Though he never rose to the pantheon of Hollywood actors, Segal was rarely out of work. In a 1998 interview with The New York Times, he observed, “I’m like a cork in the water, you know? I keep bobbing up in all sorts of places.”
His longevity was no accident. Mike Nichols, director of Virginia Woolf, put it succinctly in a 1965 interview: “What you get with George is masculinity and sensitivity, plus a brain.”
Segal was born in New York City and raised in Great Neck, N.Y. After transferring from Haverford to the College, he majored in theater and dramatic arts. He died on March 23, 2021, in Santa Rosa, Calif., and was working on the TV comedy series The Goldbergs right up until his passing.
Segal was an unpaid ticket-taker, usher and vendor at Circle in the Square, a noted Off-Broadway theater, before appearing there in Eugene O’Neill’s The Iceman Cometh in 1956. He married his first wife, Marion Sobol, onstage on a Monday night when the theater was dark, and shortly thereafter was drafted into the Army.
After being discharged, Segal was cast in his first film roles in The Young Doctors and The Longest Day and appeared in an Off-Broadway production of The Knack. That comedy was directed by Nichols, who subsequently cast him in Virginia Woolf alongside Richard Burton, Elizabeth Taylor and Sandy Dennis. All four were nominated for Academy Awards, with both women winning.

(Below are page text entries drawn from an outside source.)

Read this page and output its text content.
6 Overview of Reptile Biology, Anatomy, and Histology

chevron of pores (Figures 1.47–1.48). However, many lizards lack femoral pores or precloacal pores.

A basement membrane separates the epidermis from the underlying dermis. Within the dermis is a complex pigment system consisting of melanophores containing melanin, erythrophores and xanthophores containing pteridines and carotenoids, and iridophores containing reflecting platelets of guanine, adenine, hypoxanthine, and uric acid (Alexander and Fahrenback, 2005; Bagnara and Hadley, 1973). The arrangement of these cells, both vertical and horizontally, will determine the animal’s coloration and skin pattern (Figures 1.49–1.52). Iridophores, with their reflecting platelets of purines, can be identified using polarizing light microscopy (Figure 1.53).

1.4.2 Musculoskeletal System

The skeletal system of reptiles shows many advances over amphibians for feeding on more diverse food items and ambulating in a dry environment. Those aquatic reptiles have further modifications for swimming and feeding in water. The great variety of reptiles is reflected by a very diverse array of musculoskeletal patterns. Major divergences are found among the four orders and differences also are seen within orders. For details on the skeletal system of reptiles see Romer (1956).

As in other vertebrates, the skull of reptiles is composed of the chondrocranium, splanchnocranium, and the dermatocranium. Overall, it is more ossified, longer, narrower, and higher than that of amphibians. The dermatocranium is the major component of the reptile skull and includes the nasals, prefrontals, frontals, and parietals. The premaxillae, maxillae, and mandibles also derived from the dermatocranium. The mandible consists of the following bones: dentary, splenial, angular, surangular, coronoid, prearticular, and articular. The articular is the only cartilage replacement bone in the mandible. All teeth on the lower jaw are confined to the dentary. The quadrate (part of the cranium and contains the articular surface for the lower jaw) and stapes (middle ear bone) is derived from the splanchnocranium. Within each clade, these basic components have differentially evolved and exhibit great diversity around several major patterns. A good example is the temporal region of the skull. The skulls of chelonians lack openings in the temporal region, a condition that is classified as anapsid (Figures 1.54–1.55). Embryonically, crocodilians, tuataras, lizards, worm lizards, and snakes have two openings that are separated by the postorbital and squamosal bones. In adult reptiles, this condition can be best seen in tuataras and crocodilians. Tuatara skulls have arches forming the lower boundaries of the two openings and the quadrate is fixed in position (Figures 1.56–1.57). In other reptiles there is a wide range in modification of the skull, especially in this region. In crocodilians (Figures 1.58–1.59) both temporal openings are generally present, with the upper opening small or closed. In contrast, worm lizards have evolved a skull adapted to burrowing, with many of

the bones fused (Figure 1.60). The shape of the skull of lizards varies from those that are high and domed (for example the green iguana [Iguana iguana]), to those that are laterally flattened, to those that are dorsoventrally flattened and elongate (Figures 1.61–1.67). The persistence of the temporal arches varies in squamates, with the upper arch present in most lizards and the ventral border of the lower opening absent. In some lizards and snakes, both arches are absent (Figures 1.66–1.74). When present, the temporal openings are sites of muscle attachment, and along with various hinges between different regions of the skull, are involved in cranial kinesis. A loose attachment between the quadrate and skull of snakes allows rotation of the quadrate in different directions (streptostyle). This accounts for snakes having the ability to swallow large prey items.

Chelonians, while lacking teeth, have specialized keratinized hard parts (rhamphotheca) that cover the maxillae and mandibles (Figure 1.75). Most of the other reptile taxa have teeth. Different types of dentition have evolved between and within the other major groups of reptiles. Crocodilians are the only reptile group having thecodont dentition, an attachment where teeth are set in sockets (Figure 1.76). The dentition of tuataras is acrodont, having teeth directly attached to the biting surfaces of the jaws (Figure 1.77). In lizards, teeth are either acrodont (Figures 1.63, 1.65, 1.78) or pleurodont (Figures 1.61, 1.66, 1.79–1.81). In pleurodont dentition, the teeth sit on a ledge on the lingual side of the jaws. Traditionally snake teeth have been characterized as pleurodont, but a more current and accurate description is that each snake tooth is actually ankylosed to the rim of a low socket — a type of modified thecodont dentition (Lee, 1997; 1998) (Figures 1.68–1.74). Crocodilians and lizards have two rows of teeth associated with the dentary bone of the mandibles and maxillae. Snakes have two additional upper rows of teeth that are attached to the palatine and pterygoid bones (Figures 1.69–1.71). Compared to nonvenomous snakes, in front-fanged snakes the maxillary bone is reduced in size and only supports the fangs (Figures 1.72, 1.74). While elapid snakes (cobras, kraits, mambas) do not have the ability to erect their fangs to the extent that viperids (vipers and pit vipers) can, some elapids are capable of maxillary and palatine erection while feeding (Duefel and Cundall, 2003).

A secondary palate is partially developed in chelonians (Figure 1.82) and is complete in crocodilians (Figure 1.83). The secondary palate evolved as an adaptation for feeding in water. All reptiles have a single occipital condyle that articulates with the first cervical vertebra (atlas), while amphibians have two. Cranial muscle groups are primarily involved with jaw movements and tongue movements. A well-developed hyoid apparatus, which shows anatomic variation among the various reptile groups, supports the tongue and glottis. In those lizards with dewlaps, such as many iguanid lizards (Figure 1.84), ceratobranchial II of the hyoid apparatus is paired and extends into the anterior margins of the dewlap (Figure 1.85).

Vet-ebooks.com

Segal’s gift for comedy and social satire took his career in a different direction shortly thereafter, and he was among Hollywood’s busiest actors in the 1970s. He starred in some of the decade’s most noted films: playing a man trying to rid himself of his mother in Where’s Poppa?; a nebbishy writer involved with a prostitute played by Barbra Streisand in The Owl and the Pussycat; a divorce lawyer who tries to win his wife back after she catches him in bed with his secretary in Blume in Love; a married businessman who takes up with a divorcee in A Touch of Class; a struggling gambler who keeps trying for the big score in California Split; and a man who loses his job and turns to crime (along with his wife, played by Jane Fonda) to maintain an upscale lifestyle in Fun With Dick and Jane.
During the next two decades Segal appeared in numerous lesser-known films, as well as made-for-TV movies and series. But his career took an upswing and he became known to a new generation of fans when he was featured in Just Shoot Me! (1997–2003) and The Goldbergs (2013–present).
Segal said of his lengthy and successful career: “I don’t ever know how it happens. Sometimes it’s being in the right place at the right time, sometimes you’re just the guy they want. It’s impossible to explain. This is a real gambler’s business, acting. It’s a crapshoot, and you keep stepping up to the table and hope that your number comes up. Or it’s like being a used car in a used car lot. You’re just waiting for somebody to come over and kick your tires. You’ve got to be crazy to do this.”
Segal’s marriage to Sobol ended in divorce in 1983. His second wife, Linda Rogo, died in 1996. In addition to his wife, Sonia, he is survived by his daughters from his first marriage, Elizabeth and Polly; and three stepchildren.